Good article. I keep seeing landfill sites full of plastic Barbie dream 
homes, patio furniture, Styrofoam and IKEA. Garbage tells a lot about 
priorities.
China is in the perfect position to be the leader and almost sole 
provider for green products and technology. The next consumer frontier, 
and the next must-have of all nations.

Natalia

On 12/3/2010 10:08 AM, Michael Gurstein wrote:
> http://www.bubblegeneration.com/2010/11/worst-trade-in-world.html
>
> Tuesday, November 30, 2010
> The Worst Trade in the World
>
> Umair Haque
>
> It's often said that America's an uncompetitive economy--unable to produce
> stuff that satisfies global demand. Hence, a yawning current account
> deficit.
>
>
> I'd say the reality's harsher. America's caught in a toxic, self-destructive
> relationship with the globe's second most significant economy. In short,
> it's making the worst trade in the world.
>
> The worst trade in the world is this: America doesn't export the stuff you
> might think a bellwether of the 21st century would--cutting edge assets,
> that power the global growth of emerging markets. Mostly, it exports
> industrial age raw materials and machines: literally plain old commodities.
> China finishes them up and "processes" them--and exports "consumer goods"

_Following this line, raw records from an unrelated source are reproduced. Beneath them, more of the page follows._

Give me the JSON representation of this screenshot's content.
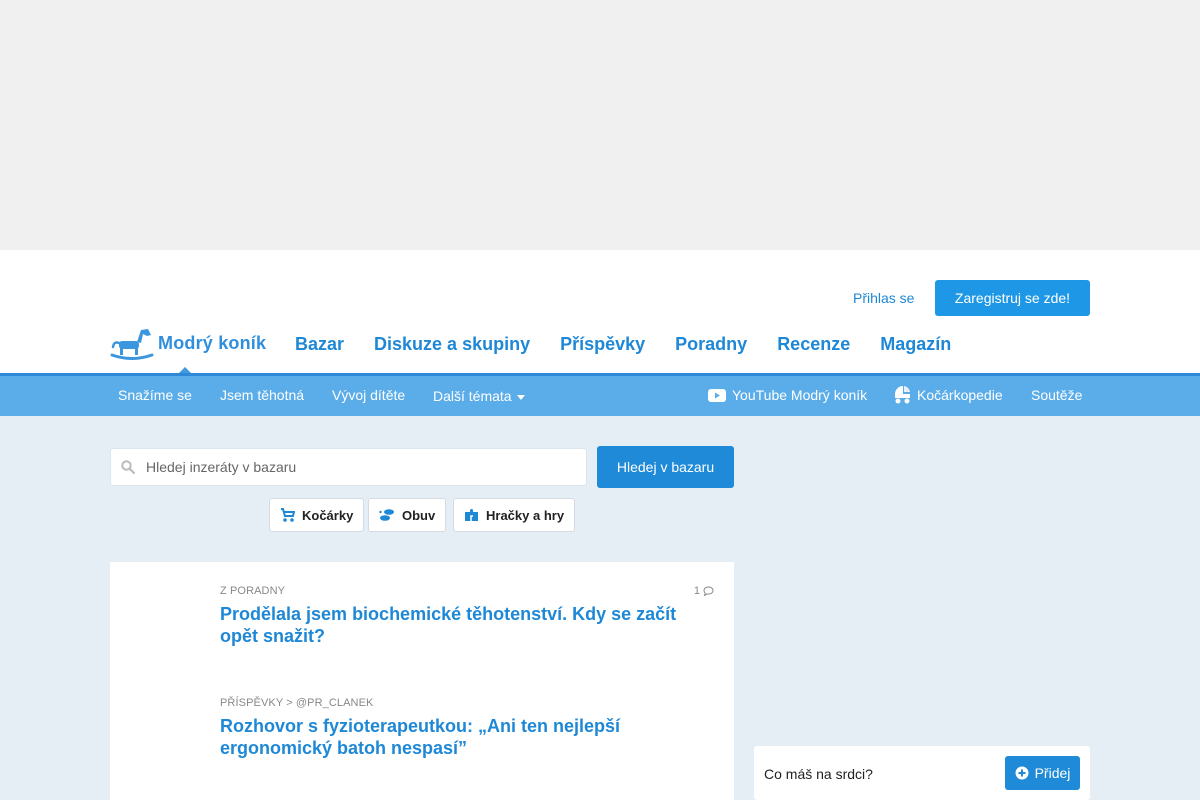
{
  "header": {
    "login_label": "Přihlas se",
    "register_label": "Zaregistruj se zde!",
    "logo_text": "Modrý koník"
  },
  "main_nav": [
    {
      "label": "Bazar"
    },
    {
      "label": "Diskuze a skupiny"
    },
    {
      "label": "Příspěvky"
    },
    {
      "label": "Poradny"
    },
    {
      "label": "Recenze"
    },
    {
      "label": "Magazín"
    }
  ],
  "sub_nav": {
    "left": [
      {
        "label": "Snažíme se"
      },
      {
        "label": "Jsem těhotná"
      },
      {
        "label": "Vývoj dítěte"
      },
      {
        "label": "Další témata"
      }
    ],
    "right": [
      {
        "label": "YouTube Modrý koník",
        "icon": "youtube-icon"
      },
      {
        "label": "Kočárkopedie",
        "icon": "stroller-icon"
      },
      {
        "label": "Soutěže"
      }
    ]
  },
  "search": {
    "placeholder": "Hledej inzeráty v bazaru",
    "button_label": "Hledej v bazaru"
  },
  "categories": [
    {
      "label": "Kočárky",
      "icon": "stroller-icon"
    },
    {
      "label": "Obuv",
      "icon": "footprints-icon"
    },
    {
      "label": "Hračky a hry",
      "icon": "puzzle-icon"
    }
  ],
  "feed": [
    {
      "meta": "Z PORADNY",
      "title": "Prodělala jsem biochemické těhotenství. Kdy se začít opět snažit?",
      "comments": "1"
    },
    {
      "meta": "PŘÍSPĚVKY > @PR_CLANEK",
      "title": "Rozhovor s fyzioterapeutkou: „Ani ten nejlepší ergonomický batoh nespasí”"
    }
  ],
  "post": {
    "prompt": "Co máš na srdci?",
    "button_label": "Přidej"
  },
  "colors": {
    "brand_blue": "#1e88d6",
    "subnav_bg": "#5aade9",
    "page_bg": "#e6eef5"
  }
}
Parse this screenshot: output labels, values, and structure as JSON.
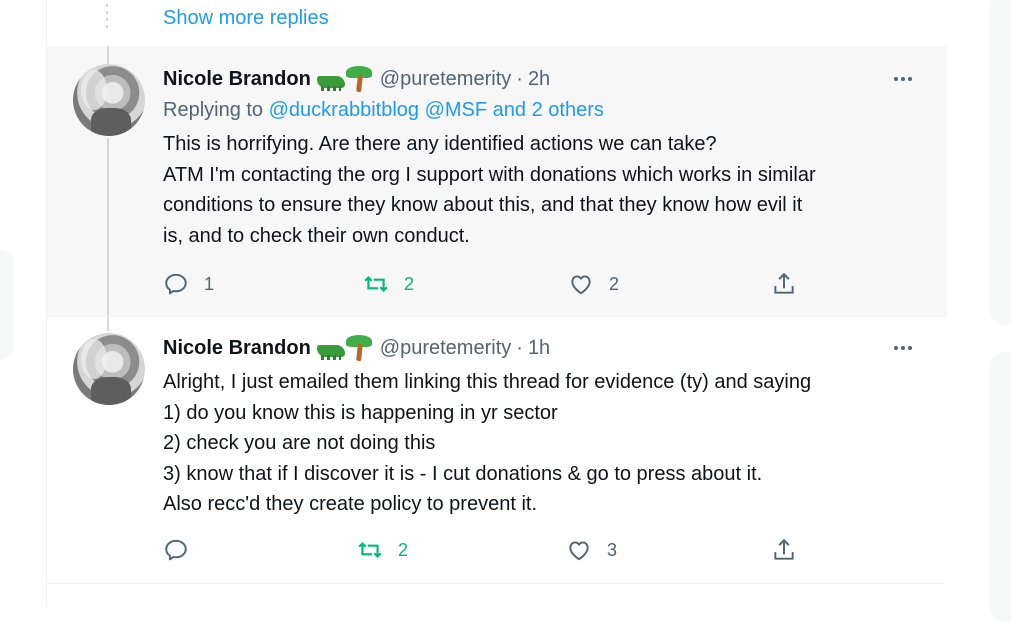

> right back to America. They're the trinkets and toys that are piled high on
> the bleak exurban shelves in super sizes--and America's pawned it's future
> for them.
>
> Consider America's top exports to China. Leaving aside aircraft and soybeans
> (neither a sustainable basis for national advantage), America's sole export
> of note is semiconductors. The rest? Plastics, steel, pulp, chemicals,
> copper, aluminum, engines, cotton--literally commodities. It's
> hypercommoditized raw materials, of the lowest of value--literally just
> stuff, far from higher value goods or services. It's not the picture of an
> economy humming with innovation, meaning, purpose--it's the picture of a
> junkyard.
>
> Consider, conversely, America's top imports from China. Here (apart from one
> trade of enduring worth--America exports semiconductors, and imports back
> computers, creating and capturing the lion's share of returns from a single
> high-value industry), the picture's even bleaker. "Other--household goods",
> toys, computer peripherals, apparel, footwear, TV's. America put itself in
> hock for disposable, rapidly commoditizing, self-destructive, depreciating
> stuff, discount-rack junk--literally the lowest of low-grade "consumer
> goods". Not assets that yield multiplying, long-run returns--the foundation
> of enduring, resilient, smart growth. It's not the picture of an economy
> that's investing in tomorrow: it's the picture of Black Friday in a big-box
> store.
>
> Together, here's what I suggest these two pictures show. It's the portrait
> of a doddering, faltering economy on it's last legs--one that's managing
> barely to eke out a living largely from the exorbitant privilege of
> yesterday's reserve currency (which lets it essentially leverage itself to
> the hilt). Instead of making awesome stuff the world beats down the door
> for--it literally lives on exporting hypercommoditized raw materials, and
> importing back the disposable, transient, depreciating junk mass-produced
> from them at the lowest cost incurred, and smallest value added. It's a
> portrait of an economy which adds little or no value to, well, much--and is,
> instead, surviving by emptying out the last dregs in yesterday's rusting
> industrial age cup.
>
> It is the worst trade in the world--and rebooting global prosperity depends
> on creating the institutions that underpin a better one.